Guess who else, beside Dennis Hastert and the Republican leadership, has been covering up the Foley scandal? The Washington Post? A half dozen newspapers? Magazines? Websites?
More than a year ago, a source disgusted by Foley's behavior was going from newspaper to newspaper, to magazines, to websites with copies of the Foley emails and nobody would run them or investigate. The investigation would have been easy; dozens of pages and hundreds of Washington insiders had the story, or pieces of it - but no one bothered or else they were scared off.
In a fascinating article posted yesterday on the Harper's Blog Ken Silverstein details how he got the emails in June, wrote a story and then had the story killed.
The final draft of Silverstein's story was set to run on June 2. The story reads, "Foley's private life should, under most circumstances, be his own business, but in this case there is a clear question about his behavior with a minor and a congressional employee."
The story's conclusion: "The possibility that he might have used his personal power or political position in inappropriate ways, as the emails suggest, should be brought to public attention."
Harper's didn't publish because the Editor felt, "we didn't have absolute proof that Foley was, as one editor put it, 'anything but creepy.'"
Silverstein was disappointed, but also relieved because there had been the possibility, however unlikely, that he would wrongly accuse Foley of improper conduct, even though independent reporting by Silverstein had turned up another page with an "unsettling encounter" with Foley.
A frustrated Silverstein passed along the emails and related materials to several people who might share them with other media outlets. He then learned the same information was all around and that other people were also contacting reporters. Silverstein's original source apparently had given up on getting the media to cover the story, after getting turned down by everyone.
Silverstein seems to defend Harper's killing of the story by mentioning all the other media outlets who had the story and dropped the ball.
St. Petersburg Times and The Miami Herald had the Foley emails as early as the fall of 2005. The Washington Post, Fox News, The New Republic, Roll Call and Time magazine, as well as Talkingpointsmemo.com and Americablog.com had the story and refused to go with it.
When asked about whether The Washington Post had the story six months earlier, Pat O'Shea of The Washington Post admitted they had the earlier emails (and did not publish), but not the IMs.
Neil Brown, Executive Editor of the St. Petersburg Times, defended his decision to kill the Foley story: "We paid for that restraint last week when we got scooped by an anonymous blogger - not a reporter."

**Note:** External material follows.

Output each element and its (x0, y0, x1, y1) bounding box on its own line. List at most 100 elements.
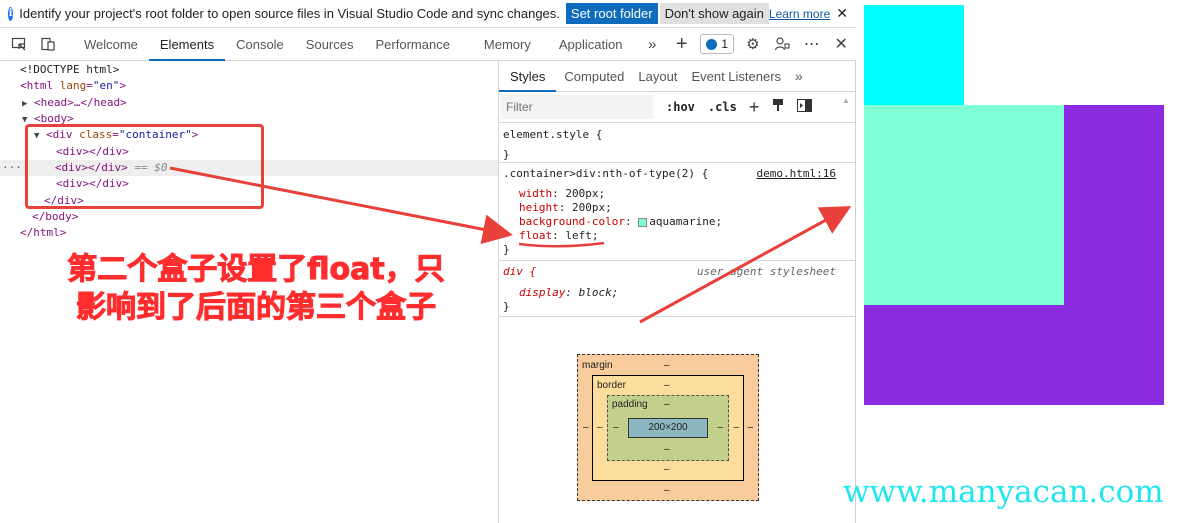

John Aravosis of Americablog explains why he didn't go public sooner. "I had received the emails in July...but I didn't think it was appropriate to publish allegations of pedophilia/child sex predation...until I had all the facts. Shortly after I received the emails, I found out that CREW [Citizens for Responsibility and Ethics in Washington] had also received copies of the emails and had immediately passed them to the FBI."
The emails were first posted on a website titled Stop Sexual Predators. Foley's election opponent seized on it and called for an investigation. ABCnews.com ran with the story -- which turned into a political tsunami that led former pages to come forward with the stunning set of sexually explicit instant messages.
Executive Editor Brown continues, "Nobody in the news business likes to get scooped. We're not happy about it. We're also not alone."
He's certainly right about that. Apparently newspapers and the media are like sheep and only feel comfortable moving with the mainstream herd.
Why was the Harper's source unable to get any media outlet interested in a story that has now taken on global proportions? Was this political correctness run amuck? Was it a fear of appearing homophobic?
Those media outlets that killed the story say that the emails themselves were not completely conclusive. But backup and substantiation would have taken only a few phone calls. Dozens of Washington insiders and former pages were begging anybody to get the story out.
The Foley story - of at least a wannabe predator, who occasionally "got lucky" - was common knowledge in congressional corridors among the pages, the Republican Leadership, the House Clerk and many congressmen. How come all the great reporters couldn't check the story out?
What's wrong with these people? The more troubling question is: what other stories are out there that are not getting published?